Weather rolled up on her elbow. “I’m amazed at the way you can separate yourself from what you’re doing,” she said. She traced a circle on his chest. “If I was as stuck on a problem as you are, I couldn’t think of anything else. I couldn’t do this.”
“Waiting is part of the deal,” Lucas said. “It has always been that way. You can’t eat until the cake is baked.”
“People get killed while you’re waiting,” she said.
“People die for bad reasons all the time,” Lucas said. “When we were running around in the woods last winter, I begged you to stay away. You refused to stay away, so I’m alive. If you hadn’t been out there…” He touched the scar on his throat.
“Not the same thing,” she objected. She touched the scar. Most of it, she’d made herself. “People die all the time because of happenstance. Two cars run into each other, and somebody dies. If the driver of one of them had hesitated five seconds at the last stoplight, they wouldn’t have collided, and nobody would die. That’s just life. Chance. But what you do… somebody might die because you can’t solve a problem that’s solvable. Or like last winter, you seemed to reach out and solve a problem that was unsolvable, and so people who probably would have died, lived.”
He opened his mouth to reply, but she patted him on the chest to stop him. “This isn’t criticism. Just observation. What you do is really… bizarre. It’s more like magic, or palm reading, than science. I do science. Everybody I work with does science. That’s routine. What you do… it’s fascinating.”
/> Lucas giggled, a startling sound, high-pitched, unlike anything she’d ever heard from him. Not a chuckle. A giggle. She peered down at him.

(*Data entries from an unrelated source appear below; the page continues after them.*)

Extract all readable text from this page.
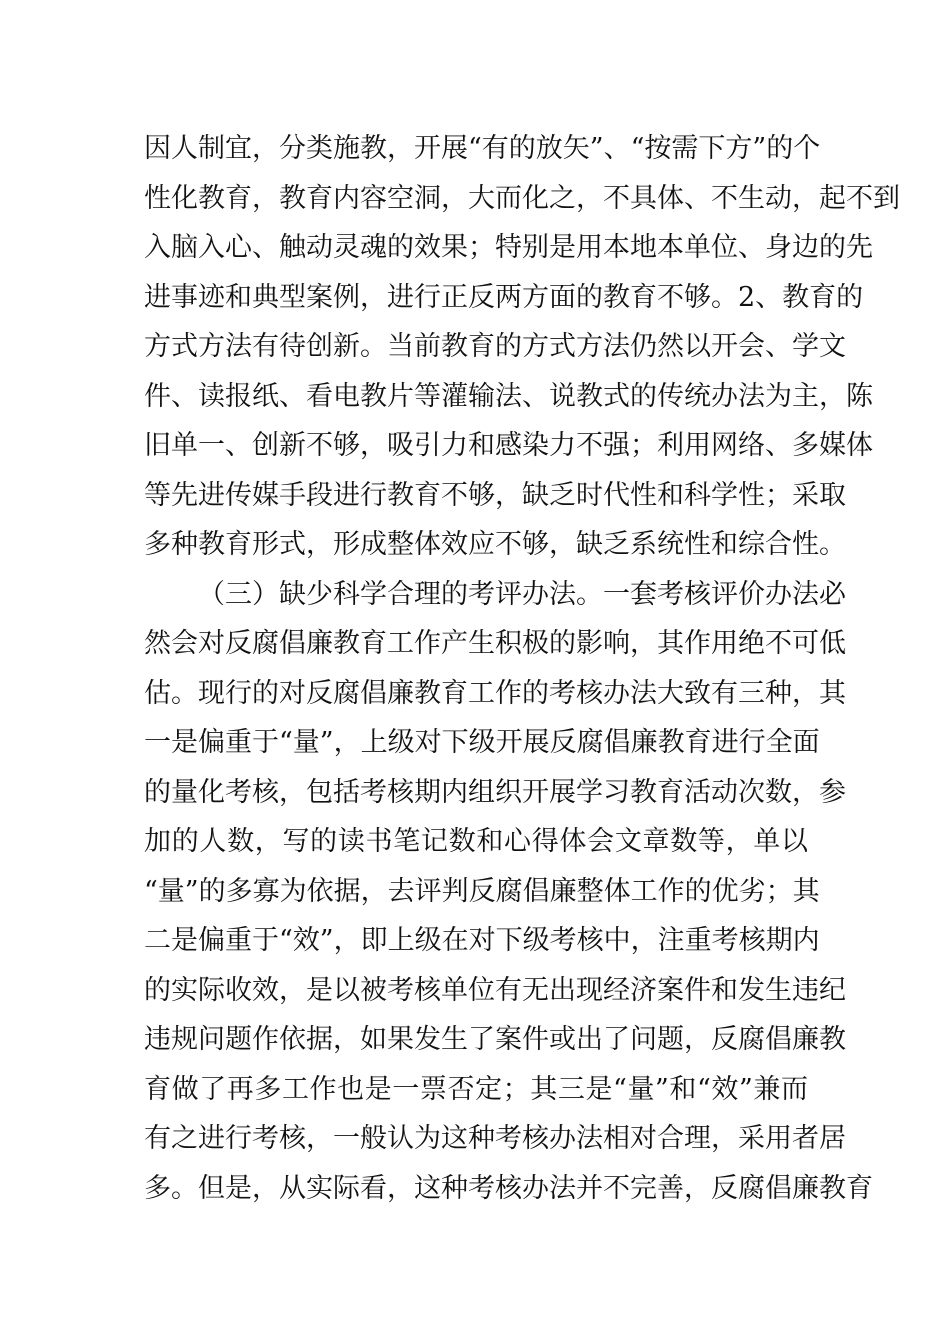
因人制宜，分类施教，开展“有的放矢”、“按需下方”的个
性化教育，教育内容空洞，大而化之，不具体、不生动，起不到
入脑入心、触动灵魂的效果；特别是用本地本单位、身边的先
进事迹和典型案例，进行正反两方面的教育不够。2、教育的
方式方法有待创新。当前教育的方式方法仍然以开会、学文
件、读报纸、看电教片等灌输法、说教式的传统办法为主，陈
旧单一、创新不够，吸引力和感染力不强；利用网络、多媒体
等先进传媒手段进行教育不够，缺乏时代性和科学性；采取
多种教育形式，形成整体效应不够，缺乏系统性和综合性。
（三）缺少科学合理的考评办法。一套考核评价办法必
然会对反腐倡廉教育工作产生积极的影响，其作用绝不可低
估。现行的对反腐倡廉教育工作的考核办法大致有三种，其
一是偏重于“量”，上级对下级开展反腐倡廉教育进行全面
的量化考核，包括考核期内组织开展学习教育活动次数，参
加的人数，写的读书笔记数和心得体会文章数等，单以
“量”的多寡为依据，去评判反腐倡廉整体工作的优劣；其
二是偏重于“效”，即上级在对下级考核中，注重考核期内
的实际收效，是以被考核单位有无出现经济案件和发生违纪
违规问题作依据，如果发生了案件或出了问题，反腐倡廉教
育做了再多工作也是一票否定；其三是“量”和“效”兼而
有之进行考核，一般认为这种考核办法相对合理，采用者居
多。但是，从实际看，这种考核办法并不完善，反腐倡廉教育
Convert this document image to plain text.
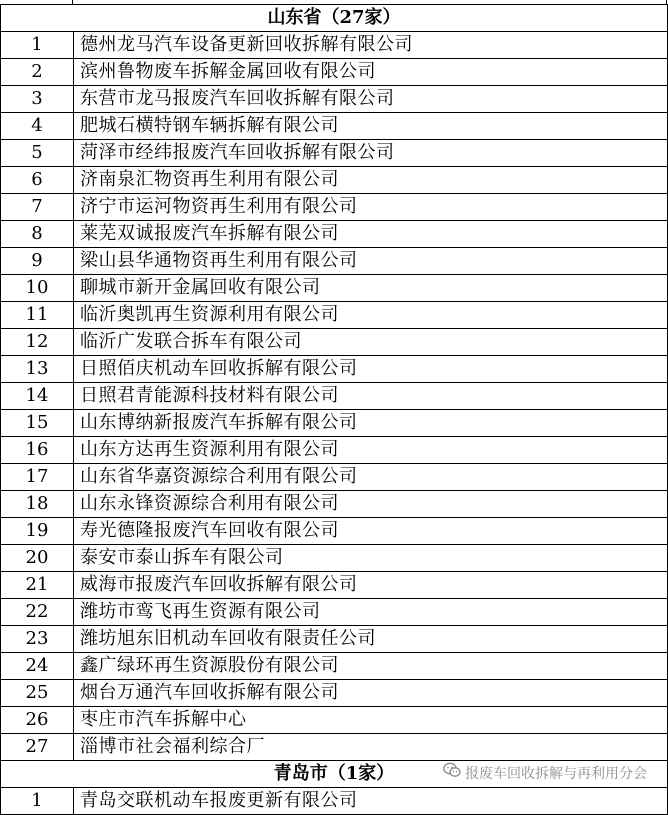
山东省（27家）	
1	德州龙马汽车设备更新回收拆解有限公司
2	滨州鲁物废车拆解金属回收有限公司
3	东营市龙马报废汽车回收拆解有限公司
4	肥城石横特钢车辆拆解有限公司
5	菏泽市经纬报废汽车回收拆解有限公司
6	济南泉汇物资再生利用有限公司
7	济宁市运河物资再生利用有限公司
8	莱芜双诚报废汽车拆解有限公司
9	梁山县华通物资再生利用有限公司
10	聊城市新开金属回收有限公司
11	临沂奥凯再生资源利用有限公司
12	临沂广发联合拆车有限公司
13	日照佰庆机动车回收拆解有限公司
14	日照君青能源科技材料有限公司
15	山东博纳新报废汽车拆解有限公司
16	山东方达再生资源利用有限公司
17	山东省华嘉资源综合利用有限公司
18	山东永锋资源综合利用有限公司
19	寿光德隆报废汽车回收有限公司
20	泰安市泰山拆车有限公司
21	威海市报废汽车回收拆解有限公司
22	潍坊市鸾飞再生资源有限公司
23	潍坊旭东旧机动车回收有限责任公司
24	鑫广绿环再生资源股份有限公司
25	烟台万通汽车回收拆解有限公司
26	枣庄市汽车拆解中心
27	淄博市社会福利综合厂
青岛市（1家） 报废车回收拆解与再利用分会	

1	青岛交联机动车报废更新有限公司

“Goddamn, I’m glad you moved in with me, Karkinnen,” he said. “Conversations like this could keep me awake for weeks at time. You’re better than speed.”
“I’m sorry…”
“No, no.” He pushed up on his elbow to face her. “I need this. Nobody ever looked into me before. I think a guy could get old and rusty if nobody ever looked into him.”
When Weather went into the bathroom, Lucas got up and wandered around, naked, hunting from room to room, not knowing exactly what. A picture of the dead Eloise Miller hung in his mind’s eye: a woman on the way to feed a friend’s dog while the friend was out of town. She’d made that walk, late at night, just once in her life. Once too often.
Lucas could hear Weather running water in the bathroom, and thought guiltily about the attractions of Jan Reed. He sighed, and pushed the reporter out of his mind. That’s not what he was supposed to be thinking about.
They knew so much about the killer, he thought. Generally what he looked like, his size, his strength, what he did, the kinds of vehicles he drove, if indeed he drove that Taurus sedan in addition to the truck. Anderson was now cross-indexing joint ownerships, green Taurus sedans against pickups.
But so much of what they knew was conflicting, and conflicts were devastating in a trial.
Depending on who you believed, the killer was a white, short or tall police officer (or maybe a convict), a cocaine user who drove either a blue-and-white or red-and-white pickup truck, or a green Taurus sedan, and he either wore glasses or he didn’t, and while he probably wore a beard at one time, he might have shaved it off by now. Or maybe not.
Terrific.
And even if that could be sorted out, they had not a single convicting fact. Maybe the lab would come through, he thought. Maybe they’d pull some DNA out of a cigarette, and maybe they’d find the matching DNA signature in the state’s DNA bank. It had been done.
And maybe pigs would fly.
Lucas wandered into the dining room, tinkled a few keys on the piano. Weather had offered to teach him how to play-she’d taught piano in college, as an undergraduate-but he said he was too old.